The Simple Way Your Whole Family Can Save Water At Home, According To Michael Phelps

mbg Senior Sustainability Editor By Emma Loewe
mbg Senior Sustainability Editor
Emma Loewe is the Sustainability Editor at mindbodygreen and the author of "The Spirit Almanac: A Modern Guide To Ancient Self Care."
The Simple Way Your Whole Family Can Save Water At Home, According To Michael Phelps

Photo by Getty x mbg Creative

Michael Phelps retired from swimming back in 2016, but his journey with the water is far from over.

"Water is something that's so special and important for me," Phelps said during a candid conversation for the mindbodygreen podcast earlier this week. "I never see that changing."
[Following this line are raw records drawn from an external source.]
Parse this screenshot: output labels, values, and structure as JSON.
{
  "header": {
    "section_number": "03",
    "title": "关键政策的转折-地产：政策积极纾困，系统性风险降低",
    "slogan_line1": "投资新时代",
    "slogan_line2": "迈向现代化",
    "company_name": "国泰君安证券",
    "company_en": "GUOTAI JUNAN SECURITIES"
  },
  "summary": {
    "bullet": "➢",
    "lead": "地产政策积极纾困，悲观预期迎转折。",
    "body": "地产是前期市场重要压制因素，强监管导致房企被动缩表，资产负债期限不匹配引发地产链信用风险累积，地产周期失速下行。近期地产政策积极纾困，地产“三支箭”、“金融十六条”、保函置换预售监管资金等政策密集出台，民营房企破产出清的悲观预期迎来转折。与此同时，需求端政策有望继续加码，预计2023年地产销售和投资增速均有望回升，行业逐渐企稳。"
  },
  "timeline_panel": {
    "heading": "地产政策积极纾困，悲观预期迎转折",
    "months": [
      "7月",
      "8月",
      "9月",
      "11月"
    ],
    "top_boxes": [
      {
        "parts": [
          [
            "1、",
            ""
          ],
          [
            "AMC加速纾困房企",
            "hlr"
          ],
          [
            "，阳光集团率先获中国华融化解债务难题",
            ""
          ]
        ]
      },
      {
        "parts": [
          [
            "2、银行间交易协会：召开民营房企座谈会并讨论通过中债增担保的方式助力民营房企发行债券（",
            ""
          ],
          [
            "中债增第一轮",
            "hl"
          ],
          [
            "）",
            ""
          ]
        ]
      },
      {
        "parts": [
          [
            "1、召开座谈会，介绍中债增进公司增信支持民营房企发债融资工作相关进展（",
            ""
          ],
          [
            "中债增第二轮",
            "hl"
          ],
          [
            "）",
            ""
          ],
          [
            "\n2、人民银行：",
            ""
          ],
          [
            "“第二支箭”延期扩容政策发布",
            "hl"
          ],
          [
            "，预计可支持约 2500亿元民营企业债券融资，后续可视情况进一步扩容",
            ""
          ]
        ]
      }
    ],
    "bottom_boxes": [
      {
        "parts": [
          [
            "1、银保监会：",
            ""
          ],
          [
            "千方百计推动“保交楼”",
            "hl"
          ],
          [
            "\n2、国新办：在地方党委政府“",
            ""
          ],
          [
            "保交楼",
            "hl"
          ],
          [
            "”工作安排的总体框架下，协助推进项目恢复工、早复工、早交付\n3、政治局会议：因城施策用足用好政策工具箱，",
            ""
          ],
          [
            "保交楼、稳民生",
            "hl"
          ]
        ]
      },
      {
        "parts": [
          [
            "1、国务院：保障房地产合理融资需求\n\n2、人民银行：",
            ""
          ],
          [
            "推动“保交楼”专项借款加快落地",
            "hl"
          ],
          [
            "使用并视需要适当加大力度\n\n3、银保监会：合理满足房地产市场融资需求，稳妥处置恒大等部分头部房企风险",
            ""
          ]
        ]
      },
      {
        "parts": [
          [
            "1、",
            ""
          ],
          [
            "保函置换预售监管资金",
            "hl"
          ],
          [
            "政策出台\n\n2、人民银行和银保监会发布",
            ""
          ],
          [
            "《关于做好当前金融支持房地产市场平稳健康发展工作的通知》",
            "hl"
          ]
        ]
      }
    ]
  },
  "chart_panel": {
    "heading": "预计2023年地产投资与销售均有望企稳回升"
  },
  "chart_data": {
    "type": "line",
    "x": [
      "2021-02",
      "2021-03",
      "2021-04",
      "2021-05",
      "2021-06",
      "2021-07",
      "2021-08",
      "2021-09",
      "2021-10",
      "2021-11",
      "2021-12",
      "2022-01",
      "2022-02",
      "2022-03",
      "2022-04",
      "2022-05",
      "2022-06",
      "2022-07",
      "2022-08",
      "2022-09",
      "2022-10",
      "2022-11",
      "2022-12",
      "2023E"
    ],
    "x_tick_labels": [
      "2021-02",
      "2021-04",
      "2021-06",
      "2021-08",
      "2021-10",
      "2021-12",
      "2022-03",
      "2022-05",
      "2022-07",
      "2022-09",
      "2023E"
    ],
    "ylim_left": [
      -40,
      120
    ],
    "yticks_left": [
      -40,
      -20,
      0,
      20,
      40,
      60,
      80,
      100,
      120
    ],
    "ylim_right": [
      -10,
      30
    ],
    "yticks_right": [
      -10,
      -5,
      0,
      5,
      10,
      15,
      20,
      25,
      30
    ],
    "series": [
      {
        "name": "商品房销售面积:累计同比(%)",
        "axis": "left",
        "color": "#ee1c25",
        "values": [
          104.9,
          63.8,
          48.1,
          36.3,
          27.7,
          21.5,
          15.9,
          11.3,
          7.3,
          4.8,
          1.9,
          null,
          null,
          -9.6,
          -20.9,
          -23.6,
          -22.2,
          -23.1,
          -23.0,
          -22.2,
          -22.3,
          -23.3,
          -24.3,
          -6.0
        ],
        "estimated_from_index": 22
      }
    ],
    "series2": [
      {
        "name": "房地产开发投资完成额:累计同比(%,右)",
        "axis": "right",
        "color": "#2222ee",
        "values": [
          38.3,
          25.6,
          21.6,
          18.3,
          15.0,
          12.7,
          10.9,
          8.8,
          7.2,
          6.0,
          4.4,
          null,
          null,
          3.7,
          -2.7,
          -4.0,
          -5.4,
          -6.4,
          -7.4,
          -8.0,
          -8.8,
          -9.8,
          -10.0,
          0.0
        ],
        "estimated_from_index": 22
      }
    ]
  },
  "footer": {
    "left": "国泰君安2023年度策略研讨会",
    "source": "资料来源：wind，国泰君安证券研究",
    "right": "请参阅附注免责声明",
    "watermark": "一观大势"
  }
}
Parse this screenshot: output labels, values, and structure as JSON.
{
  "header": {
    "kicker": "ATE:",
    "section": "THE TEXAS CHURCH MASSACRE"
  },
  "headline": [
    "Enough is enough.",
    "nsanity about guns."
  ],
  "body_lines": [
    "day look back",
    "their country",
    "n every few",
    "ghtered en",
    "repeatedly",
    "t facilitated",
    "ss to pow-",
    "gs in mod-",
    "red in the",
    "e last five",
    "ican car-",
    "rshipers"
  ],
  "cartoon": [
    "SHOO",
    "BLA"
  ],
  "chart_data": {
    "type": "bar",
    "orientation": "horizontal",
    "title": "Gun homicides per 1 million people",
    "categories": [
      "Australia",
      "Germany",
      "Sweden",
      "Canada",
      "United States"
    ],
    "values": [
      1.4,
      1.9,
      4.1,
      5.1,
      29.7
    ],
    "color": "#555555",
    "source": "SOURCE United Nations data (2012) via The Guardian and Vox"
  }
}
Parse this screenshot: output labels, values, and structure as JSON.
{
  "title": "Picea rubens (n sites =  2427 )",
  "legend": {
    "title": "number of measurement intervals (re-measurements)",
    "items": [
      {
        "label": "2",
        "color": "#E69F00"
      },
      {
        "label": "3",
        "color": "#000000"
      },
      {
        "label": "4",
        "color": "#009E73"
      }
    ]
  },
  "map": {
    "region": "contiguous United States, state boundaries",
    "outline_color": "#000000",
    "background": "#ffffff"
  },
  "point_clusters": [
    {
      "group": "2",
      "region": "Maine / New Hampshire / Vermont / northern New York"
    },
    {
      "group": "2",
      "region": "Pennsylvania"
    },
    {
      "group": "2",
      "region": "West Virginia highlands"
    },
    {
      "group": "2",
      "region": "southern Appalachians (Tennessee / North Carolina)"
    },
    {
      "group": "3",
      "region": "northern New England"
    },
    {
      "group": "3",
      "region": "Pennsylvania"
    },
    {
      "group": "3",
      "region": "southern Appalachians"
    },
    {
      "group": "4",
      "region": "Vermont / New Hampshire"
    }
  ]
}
For the second year, the 28-time Olympic medalist is using his star power to spread messages of water conservation as an ambassador for Colgate's Every Drop Counts campaign. Mobilized by the fact that 130 million Americans deal with severe water scarcity for at least one month every year—mostly in Western and Southern states like California, Texas, and Florida—Phelps is getting vocal about the water-saving tweaks that have made all the difference for his growing family.

That means teaching his 2-year-old son Boomer when it's time to turn off the tap using a low-touch solution. "We have a little sticker on Boomer's sink stopper that changes color when the water has been on for too long so he can see it," he said. "When you do leave the faucet running, you're wasting about 64 glasses of water."

It may not seem like much, but it adds up: Colgate estimates that their campaign has saved 50 billion gallons of water annually—proof that small changes can make a surprisingly huge impact.

Colgate's efforts coincide with other consumer-facing campaigns about the importance of water conservation. Stella Artois, for example, has partnered with Water.Org to help bring clean drinking water to 3.5 million people by 2020.

"I think people are starting to understand the importance of making a change today to be able to have this amazing resource for the rest of our lives," Phelps said. "It's something so easy that we can do every day."

It's a nice little reminder that every drop counts and the daily, often banal, actions we take can lessen our mark on the planet. If you're ready to start taking water conservation seriously in your own home, some more quick and easy habits to start include waiting until your dishwasher and laundry machines are totally full before running them, taking shorter showers, and giving any old water left in your drinking glass or diffuser to your plants. Hey, every drop counts!